Lorsque Bussi-Leclerc et Fausta furent remontés à la surface de la terre, Jeanne Fourcaud fut placée dans la litière, presque évanouie. Belgodère s'approcha de Fausta.

—Tu veux savoir ce qu'est devenue la fille de Claude? demanda-t-elle.

—Rien ne vous échappe, madame, dit le bohémien courbé. Violetta, vous le savez, c'est mon espoir. Voilà huit ans que Violetta m'appartient. Je la gardais jalousement pour... ce que vous savez. Enfin bref, au lieu de la vendre à Mgr le duc, il se trouve que c'est à vous que je l'ai vendue... Je sens, je devine que l'heure est venue où je pourrai parler à Claude...

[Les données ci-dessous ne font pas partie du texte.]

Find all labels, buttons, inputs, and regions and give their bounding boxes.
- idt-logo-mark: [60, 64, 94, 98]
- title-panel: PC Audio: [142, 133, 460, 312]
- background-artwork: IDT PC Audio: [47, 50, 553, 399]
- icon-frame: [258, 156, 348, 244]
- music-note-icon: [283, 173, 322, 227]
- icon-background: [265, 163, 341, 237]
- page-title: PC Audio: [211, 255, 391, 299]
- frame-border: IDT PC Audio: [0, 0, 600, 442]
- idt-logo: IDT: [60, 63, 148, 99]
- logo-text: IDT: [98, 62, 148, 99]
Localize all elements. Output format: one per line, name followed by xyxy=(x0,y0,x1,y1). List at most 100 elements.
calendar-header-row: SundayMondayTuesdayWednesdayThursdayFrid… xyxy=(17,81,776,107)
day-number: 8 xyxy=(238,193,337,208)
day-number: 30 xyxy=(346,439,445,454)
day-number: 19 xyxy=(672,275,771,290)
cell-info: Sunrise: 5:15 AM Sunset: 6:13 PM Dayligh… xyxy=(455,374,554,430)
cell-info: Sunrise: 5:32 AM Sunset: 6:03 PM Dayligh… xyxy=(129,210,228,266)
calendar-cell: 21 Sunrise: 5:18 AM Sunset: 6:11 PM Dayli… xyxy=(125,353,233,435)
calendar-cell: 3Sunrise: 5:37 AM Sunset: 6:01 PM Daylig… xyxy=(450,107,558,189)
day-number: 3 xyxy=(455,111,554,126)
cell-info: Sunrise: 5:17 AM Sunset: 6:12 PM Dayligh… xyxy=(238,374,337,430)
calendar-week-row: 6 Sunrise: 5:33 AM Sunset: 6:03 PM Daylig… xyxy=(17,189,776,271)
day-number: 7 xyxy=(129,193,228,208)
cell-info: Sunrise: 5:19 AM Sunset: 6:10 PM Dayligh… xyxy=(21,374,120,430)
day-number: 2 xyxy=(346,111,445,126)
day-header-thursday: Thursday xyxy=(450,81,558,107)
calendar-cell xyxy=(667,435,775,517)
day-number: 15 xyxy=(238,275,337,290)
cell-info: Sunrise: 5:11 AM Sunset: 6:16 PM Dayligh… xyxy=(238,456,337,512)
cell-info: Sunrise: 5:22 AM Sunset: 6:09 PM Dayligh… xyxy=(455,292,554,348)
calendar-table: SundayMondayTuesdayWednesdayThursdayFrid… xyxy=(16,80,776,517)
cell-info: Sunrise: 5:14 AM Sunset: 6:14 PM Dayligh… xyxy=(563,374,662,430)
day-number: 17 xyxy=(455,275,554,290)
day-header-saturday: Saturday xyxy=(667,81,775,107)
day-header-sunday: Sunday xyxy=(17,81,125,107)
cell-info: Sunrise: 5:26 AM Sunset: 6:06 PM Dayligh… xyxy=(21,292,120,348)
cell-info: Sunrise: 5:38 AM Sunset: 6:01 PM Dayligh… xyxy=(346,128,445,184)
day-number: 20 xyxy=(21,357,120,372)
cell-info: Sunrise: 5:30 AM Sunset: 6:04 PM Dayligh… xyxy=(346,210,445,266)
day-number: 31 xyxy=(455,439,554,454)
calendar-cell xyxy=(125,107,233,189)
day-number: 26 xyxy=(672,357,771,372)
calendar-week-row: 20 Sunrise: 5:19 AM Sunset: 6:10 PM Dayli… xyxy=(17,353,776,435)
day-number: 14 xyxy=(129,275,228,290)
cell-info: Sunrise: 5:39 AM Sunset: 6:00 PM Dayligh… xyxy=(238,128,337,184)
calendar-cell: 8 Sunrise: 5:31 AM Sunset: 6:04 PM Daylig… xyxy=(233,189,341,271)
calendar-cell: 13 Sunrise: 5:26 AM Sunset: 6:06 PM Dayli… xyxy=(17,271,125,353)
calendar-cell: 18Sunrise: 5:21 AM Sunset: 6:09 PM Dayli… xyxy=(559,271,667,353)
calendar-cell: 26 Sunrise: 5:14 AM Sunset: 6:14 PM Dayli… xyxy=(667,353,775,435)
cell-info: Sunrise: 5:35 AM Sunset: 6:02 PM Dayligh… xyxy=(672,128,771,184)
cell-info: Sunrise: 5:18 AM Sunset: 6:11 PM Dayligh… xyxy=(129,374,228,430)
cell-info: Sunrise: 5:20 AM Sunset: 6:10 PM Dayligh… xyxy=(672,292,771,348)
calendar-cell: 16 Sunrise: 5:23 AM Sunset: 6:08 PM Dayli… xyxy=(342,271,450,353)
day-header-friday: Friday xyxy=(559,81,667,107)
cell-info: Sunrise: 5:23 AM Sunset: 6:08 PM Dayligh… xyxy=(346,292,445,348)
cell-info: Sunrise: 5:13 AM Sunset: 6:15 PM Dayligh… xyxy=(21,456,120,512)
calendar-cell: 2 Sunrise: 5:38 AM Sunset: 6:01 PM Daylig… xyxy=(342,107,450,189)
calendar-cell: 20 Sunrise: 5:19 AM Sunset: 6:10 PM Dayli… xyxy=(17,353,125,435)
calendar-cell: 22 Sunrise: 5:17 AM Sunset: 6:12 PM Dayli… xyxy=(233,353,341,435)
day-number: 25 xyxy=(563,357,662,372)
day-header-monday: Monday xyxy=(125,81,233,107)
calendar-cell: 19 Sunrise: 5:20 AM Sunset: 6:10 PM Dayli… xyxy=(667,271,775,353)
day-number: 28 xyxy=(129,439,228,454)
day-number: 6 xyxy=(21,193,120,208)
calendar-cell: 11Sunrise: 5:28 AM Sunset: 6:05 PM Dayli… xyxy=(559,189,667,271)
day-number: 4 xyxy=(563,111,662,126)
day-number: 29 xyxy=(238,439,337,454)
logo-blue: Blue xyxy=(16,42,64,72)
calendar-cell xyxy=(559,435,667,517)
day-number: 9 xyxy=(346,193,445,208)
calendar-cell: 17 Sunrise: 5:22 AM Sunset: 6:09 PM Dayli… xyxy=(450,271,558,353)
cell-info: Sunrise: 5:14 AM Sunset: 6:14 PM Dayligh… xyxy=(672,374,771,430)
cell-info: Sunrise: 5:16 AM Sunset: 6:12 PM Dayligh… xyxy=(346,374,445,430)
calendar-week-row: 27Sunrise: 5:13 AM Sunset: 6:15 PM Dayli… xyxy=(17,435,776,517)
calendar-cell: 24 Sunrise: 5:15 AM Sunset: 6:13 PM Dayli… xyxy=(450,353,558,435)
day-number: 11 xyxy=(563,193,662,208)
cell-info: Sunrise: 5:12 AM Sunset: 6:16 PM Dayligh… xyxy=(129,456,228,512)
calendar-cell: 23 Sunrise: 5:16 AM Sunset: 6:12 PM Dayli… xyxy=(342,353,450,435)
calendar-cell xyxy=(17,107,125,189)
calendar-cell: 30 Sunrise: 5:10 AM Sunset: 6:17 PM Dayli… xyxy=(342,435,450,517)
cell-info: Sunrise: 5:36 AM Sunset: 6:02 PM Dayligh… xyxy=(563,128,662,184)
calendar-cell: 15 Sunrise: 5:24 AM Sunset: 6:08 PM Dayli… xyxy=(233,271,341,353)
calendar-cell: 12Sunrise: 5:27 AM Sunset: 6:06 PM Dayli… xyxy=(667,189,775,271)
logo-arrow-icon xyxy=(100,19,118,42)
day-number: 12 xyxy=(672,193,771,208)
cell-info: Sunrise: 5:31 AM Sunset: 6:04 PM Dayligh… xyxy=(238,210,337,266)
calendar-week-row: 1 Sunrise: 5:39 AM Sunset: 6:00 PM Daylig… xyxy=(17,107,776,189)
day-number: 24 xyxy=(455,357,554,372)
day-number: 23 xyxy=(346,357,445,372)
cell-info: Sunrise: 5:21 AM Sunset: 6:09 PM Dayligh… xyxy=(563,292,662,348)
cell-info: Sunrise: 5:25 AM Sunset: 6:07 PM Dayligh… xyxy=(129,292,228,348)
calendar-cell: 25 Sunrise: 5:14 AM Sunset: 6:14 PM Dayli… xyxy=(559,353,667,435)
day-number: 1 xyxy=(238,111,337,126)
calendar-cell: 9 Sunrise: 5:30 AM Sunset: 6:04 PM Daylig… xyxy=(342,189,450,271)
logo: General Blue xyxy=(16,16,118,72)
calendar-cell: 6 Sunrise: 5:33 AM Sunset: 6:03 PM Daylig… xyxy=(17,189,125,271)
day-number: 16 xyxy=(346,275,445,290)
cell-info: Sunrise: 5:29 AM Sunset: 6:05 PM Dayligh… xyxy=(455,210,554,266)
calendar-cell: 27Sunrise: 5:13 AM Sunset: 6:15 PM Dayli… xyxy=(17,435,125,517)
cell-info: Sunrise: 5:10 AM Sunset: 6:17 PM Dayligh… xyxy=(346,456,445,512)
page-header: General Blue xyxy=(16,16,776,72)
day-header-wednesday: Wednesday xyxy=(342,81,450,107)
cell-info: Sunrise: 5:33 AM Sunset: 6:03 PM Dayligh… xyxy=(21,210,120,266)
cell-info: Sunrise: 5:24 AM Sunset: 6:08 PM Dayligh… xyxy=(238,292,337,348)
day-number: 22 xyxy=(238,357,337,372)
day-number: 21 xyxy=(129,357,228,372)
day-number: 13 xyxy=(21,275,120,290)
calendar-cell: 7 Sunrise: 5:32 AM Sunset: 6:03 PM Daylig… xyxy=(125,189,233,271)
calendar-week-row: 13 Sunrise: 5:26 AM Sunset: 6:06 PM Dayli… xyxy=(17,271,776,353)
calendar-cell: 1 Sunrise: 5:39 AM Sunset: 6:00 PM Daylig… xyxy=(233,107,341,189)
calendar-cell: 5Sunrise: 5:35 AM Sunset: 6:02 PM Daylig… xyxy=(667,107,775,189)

—Mais sais-tu seulement où il est?

—Non, mais je le retrouverai, n'ayez crainte.

—Voyons, reprit alors Fausta pensive, tu m'as toujours promis de me raconter ton histoire: le moment est venu. Voici ce que tu vas faire; tu vas reconduire la litière à l'abbaye; mes hommes t'escorteront, puis te ramèneront à mon palais. Tu mettras la nouvelle prisonnière en lieu sûr. Et, quand tu m'auras dit pourquoi tu hais Violetta, je te dirai, moi, ce qu'elle va devenir.

—Monsieur le gouverneur, dit tout haut Fausta en se tournant vers Bussi-Leclerc, à quelle heure aura lieu le spectacle que vous avez promis aux Parisiens?...

—Mais à la pointe du jour, je pense.

—C'est trop tôt. Je veux en être. Il me semble que, dix heures du matin, ce sera une heure convenable.